No caso, uma vez que não era vice‑presidente da Aman Holding no momento da adoção dos atos recorridos, não se podia considerar que o recorrente beneficiava do regime sírio a esse título nem que o apoiava, com base na sua participação no empreendimento Marota City. Do mesmo modo, tendo o recorrente deixado de ser acionista maioritário da Fly Aman, o Tribunal Geral observa que nenhuma prova demonstra que o recorrente beneficiava, nessa qualidade, do regime sírio ou que o apoiava. Uma vez que o Conselho não apresentou um conjunto de indícios concretos, precisos e concordantes suscetíveis de evidenciar o facto de que o recorrente apoiava o regime sírio e dele beneficiava, o Tribunal Geral conclui que a inclusão do nome do recorrente também não tem fundamento nessa base.

Consequentemente, anula os atos recorridos na parte em que dizem respeito ao recorrente.
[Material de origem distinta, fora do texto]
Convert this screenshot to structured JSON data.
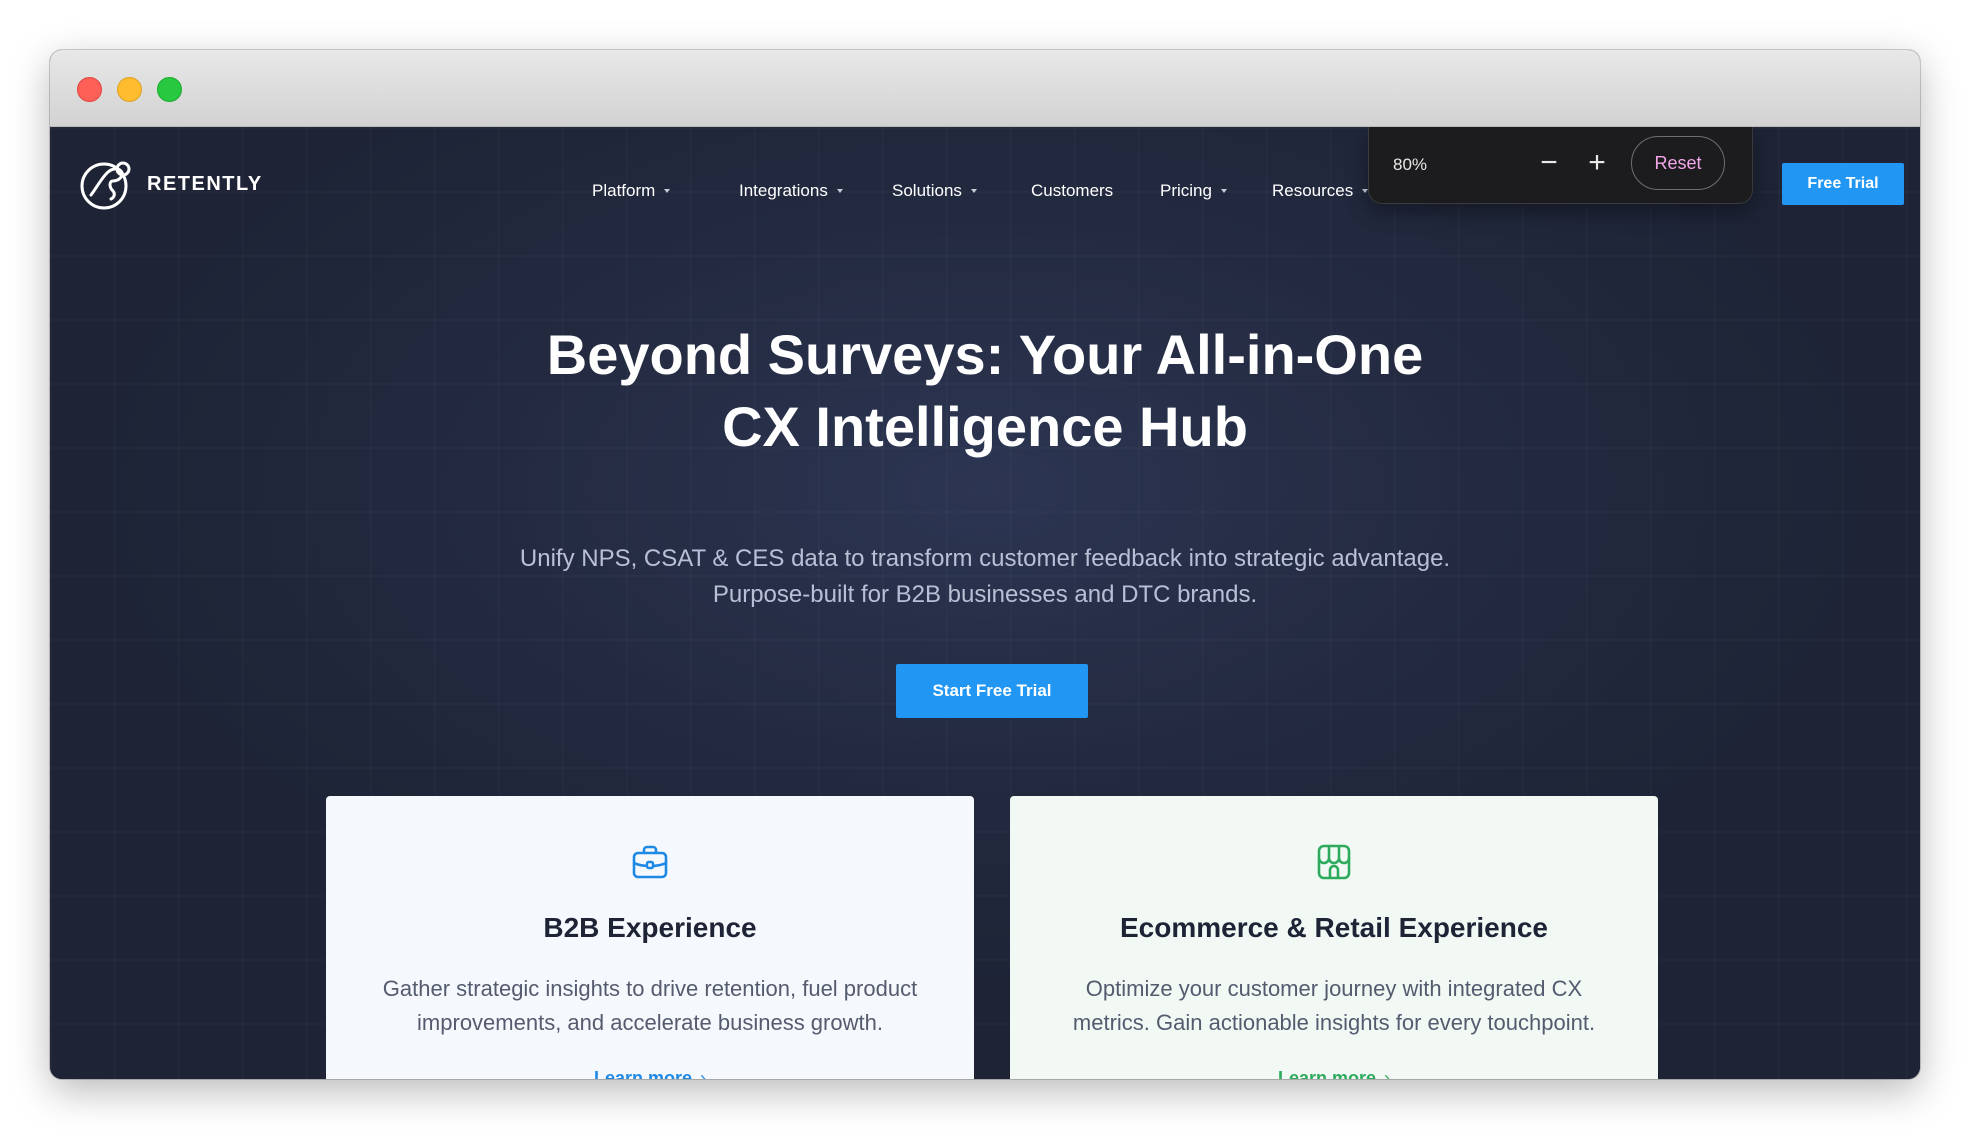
{
  "browser": {
    "zoom": {
      "level": "80%",
      "minus": "−",
      "plus": "+",
      "reset": "Reset"
    }
  },
  "nav": {
    "brand": "RETENTLY",
    "items": [
      {
        "label": "Platform",
        "dropdown": true
      },
      {
        "label": "Integrations",
        "dropdown": true
      },
      {
        "label": "Solutions",
        "dropdown": true
      },
      {
        "label": "Customers",
        "dropdown": false
      },
      {
        "label": "Pricing",
        "dropdown": true
      },
      {
        "label": "Resources",
        "dropdown": true
      }
    ],
    "cta": "Free Trial"
  },
  "hero": {
    "title_line1": "Beyond Surveys: Your All-in-One",
    "title_line2": "CX Intelligence Hub",
    "subtitle_line1": "Unify NPS, CSAT & CES data to transform customer feedback into strategic advantage.",
    "subtitle_line2": "Purpose-built for B2B businesses and DTC brands.",
    "cta": "Start Free Trial"
  },
  "cards": [
    {
      "icon": "briefcase-icon",
      "title": "B2B Experience",
      "desc_line1": "Gather strategic insights to drive retention, fuel product",
      "desc_line2": "improvements, and accelerate business growth.",
      "link": "Learn more",
      "accent": "#1e88e5"
    },
    {
      "icon": "storefront-icon",
      "title": "Ecommerce & Retail Experience",
      "desc_line1": "Optimize your customer journey with integrated CX",
      "desc_line2": "metrics. Gain actionable insights for every touchpoint.",
      "link": "Learn more",
      "accent": "#2eaa5c"
    }
  ],
  "colors": {
    "primary": "#2196f3",
    "page_bg": "#232a40"
  }
}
1      Decisão de Execução (PESC) 2019/87 do Conselho, de 21 de janeiro de 2019, que dá execução à Decisão 2013/255/PESC que impõe medidas restritivas contra a Síria (JO 2019, L 18 I, p. 13), e Regulamento de Execução (UE) 2019/85 do Conselho, de 21 de janeiro de 2019, que dá execução ao Regulamento (UE) n.° 36/2012 que impõe medidas restritivas tendo em conta a situação na Síria (JO 2019, L 18 I, p. 4).


2      Decisão (PESC) 2019/806 do Conselho, de 17 de maio de 2019, que dá execução à Decisão 2013/255/PESC que impõe medidas restritivas contra a Síria (JO 2019, L 132, p. 36) e Regulamento de Execução (UE) 2019/798 do Conselho, de 17 de maio de 2019, que dá execução ao Regulamento (UE) n.° 36/2012 que impõe medidas restritivas tendo em conta a situação na Síria (JO 2019, L 132, p. 1), Decisão (PESC) 2020/719 do Conselho, de 28 de maio de 2020, que altera a Decisão 2013/255/PESC, que impõe medidas restritivas contra a Síria (JO 2020, L 168, p. 66), e Regulamento de Execução (UE) 2020/716 do Conselho, de 28 de maio de 2020, que dá execução ao Regulamento (UE) n.° 36/2012, que impõe medidas restritivas tendo em conta a situação na Síria (JO 2020, L 168, p. 1).


3      Decisão 2013/255/PESC do Conselho, de 31 de maio de 2013, que impõe medidas restritivas contra a Síria (JO 2013, L 147, p. 14), conforme alterada pela Decisão (PESC) 2015/1836 do Conselho, de 12 de outubro de 2015 (JO 2015, L 266, p. 75).


4      Regulamento (UE) n.° 36/2012 que impõe medidas restritivas tendo em conta a situação na Síria e revoga o Regulamento (UE) n.° 442/2011 (JO 2012, L 16, p. 1), conforme alterado pelo Regulamento (UE) n.° 2015/1828 do Conselho, de 12 de outubro de 2015 (JO 2015, L 266, p. 1).